United States wins Stockholm Junior Water Prize

Joyce Chai from the U.S. was awarded the 2008 Stockholm Junior Water Prize, sponsored globally by ITT Corporation, in a formal ceremony in the Stockholm International Fairs and Conference Center during World Water Week. The student from Palos Verdes Peninsula High School in Rolling Hills Estates, California, received the Prize from the hands of H.R.H. Crown Princess Victoria on behalf of the Stockholm Water Foundation. She also received a USD $5,000 scholarship and a crystal sculpture...

STOCKHOLM, Sweden, Aug. 19, 2008 -- Joyce Chai from the United States was awarded the prestigious 2008 Stockholm Junior Water Prize, sponsored globally by ITT Corporation, in a formal ceremony in the Stockholm International Fairs and Conference Center during the World Water Week in Stockholm.

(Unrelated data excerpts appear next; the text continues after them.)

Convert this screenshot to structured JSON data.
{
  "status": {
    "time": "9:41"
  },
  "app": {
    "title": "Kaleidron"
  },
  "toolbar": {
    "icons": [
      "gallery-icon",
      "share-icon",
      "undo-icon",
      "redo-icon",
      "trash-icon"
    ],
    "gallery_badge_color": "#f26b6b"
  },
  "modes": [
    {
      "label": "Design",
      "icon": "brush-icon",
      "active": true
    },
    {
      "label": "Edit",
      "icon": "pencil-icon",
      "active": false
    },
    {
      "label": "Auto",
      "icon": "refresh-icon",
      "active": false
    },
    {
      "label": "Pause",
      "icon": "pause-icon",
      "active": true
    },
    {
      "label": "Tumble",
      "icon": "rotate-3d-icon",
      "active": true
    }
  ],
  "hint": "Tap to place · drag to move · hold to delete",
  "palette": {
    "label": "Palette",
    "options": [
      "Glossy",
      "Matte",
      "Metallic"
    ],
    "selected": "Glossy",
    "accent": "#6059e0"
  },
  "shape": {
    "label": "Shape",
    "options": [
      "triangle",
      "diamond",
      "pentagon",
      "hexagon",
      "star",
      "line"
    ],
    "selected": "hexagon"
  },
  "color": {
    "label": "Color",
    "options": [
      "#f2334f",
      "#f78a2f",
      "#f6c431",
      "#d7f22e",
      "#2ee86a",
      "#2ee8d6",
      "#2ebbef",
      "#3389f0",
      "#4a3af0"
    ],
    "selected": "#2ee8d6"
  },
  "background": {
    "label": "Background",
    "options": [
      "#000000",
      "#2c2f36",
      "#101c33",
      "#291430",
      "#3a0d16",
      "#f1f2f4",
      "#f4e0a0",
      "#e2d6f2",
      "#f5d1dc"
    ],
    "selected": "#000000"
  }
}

The student from Palos Verdes Peninsula High School in Rolling Hills Estates, California, received the Prize from the hands of H.R.H. Crown Princess Victoria on behalf of the Stockholm Water Foundation. She also received a USD $5,000 scholarship and a crystal sculpture.

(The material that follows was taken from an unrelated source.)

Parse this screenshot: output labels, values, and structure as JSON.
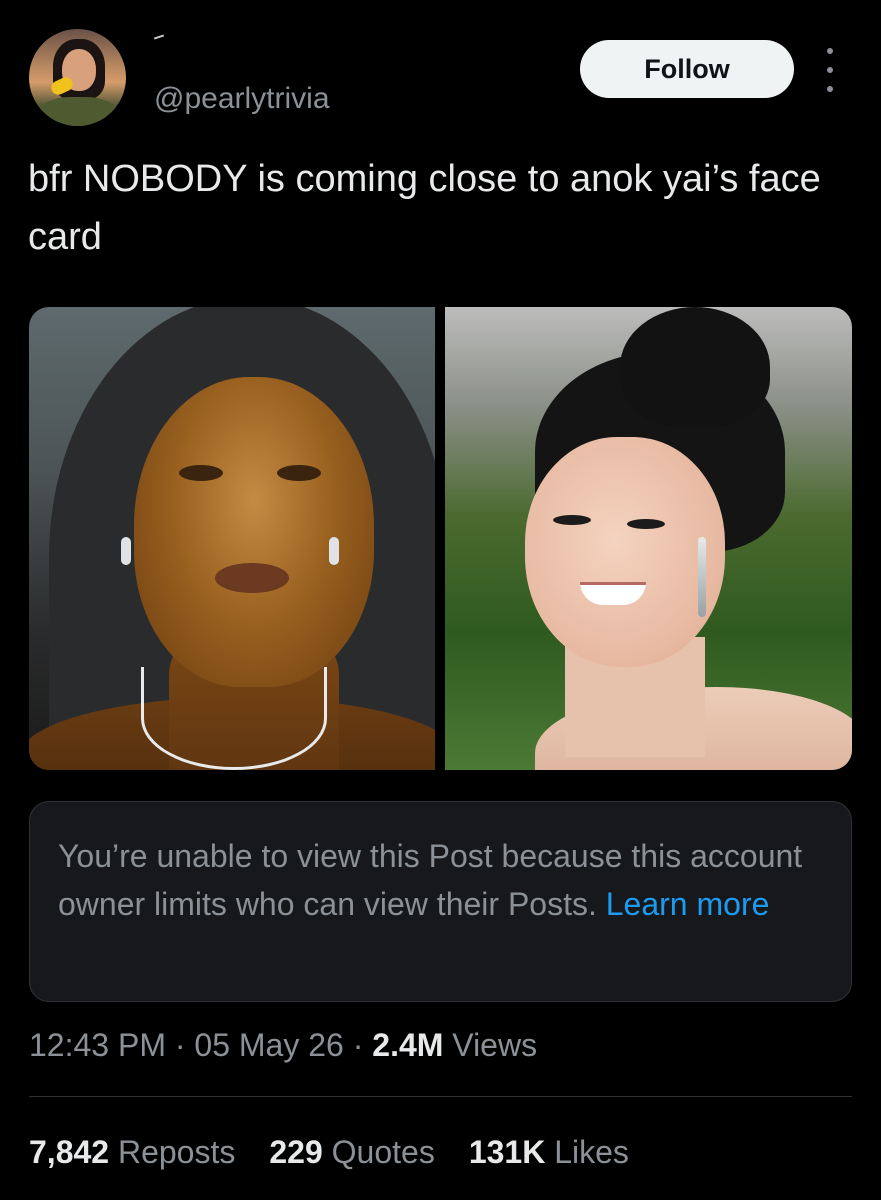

The Stockholm Junior Water Prize is presented each year to high-school age students for outstanding water-related projects that focus on topics of environmental, scientific, social or technological importance. The international honor is given to an individual or group who, like their 30 co-competitors, has been awarded the top prize among national competitions. The National Country winners travel to Stockholm from as far a field as Argentina, Ghana and Vietnam. The official motivation of the Nominating Committee for this year's winner is:

"The project from the USA entitled 'Modeling the Toxic Effects of Silver Nanoparticles under Varying Environmental Conditions' is the winner of the 2008 Stockholm Junior Water Prize for discovering the potential toxicity of silver nanoparticles. This is a new, hardly investigated category of micropollutants, which are commonly used in industry for a variety of purposes. These particles are then released into the environment, including water bodies, without proper knowledge of their fate and potential toxicity. The remarkable level of scientific research takes steps towards understanding and quantifying the potential environmental consequences and risks of their use. This study repudiates the assertion that silver nanoparticles are more reliable and less environmentally hazardous than silver ions. This initial research questions the reliability of their use in consumer products.

The scientific impact of this investigation is extremely profound, and we expect that it will open the door to serious questioning and further studies regarding the widespread use of silver nanoparticles."

The projects "Restoration of Water Reservoirs Using Latent Phases of Aquatic Organisms, from Alexey Shinkarev, Russian Federation, and "Firewood Hearth Distillers for Safe Water for Vulnerable Rural Populations" from the Sri Lankan team of R.D. Dasun Thakshala Siriwardana, Sandun Gayath, Sameera Dissanayaka and A. Sujith Madushan Silva received honorable mention.

The World Water Week continues at the Stockholm International Fairs and Conference Centre until Saturday, Aug. 23.

The Stockholm International Water Institute (SIWI) is a policy institute that contributes to international efforts to combat the world's escalating water crisis. SIWI advocates future-oriented, knowledge-integrated water views in decision making, nationally and internationally, that lead to sustainable use of the world's water resources and sustainable development of societies.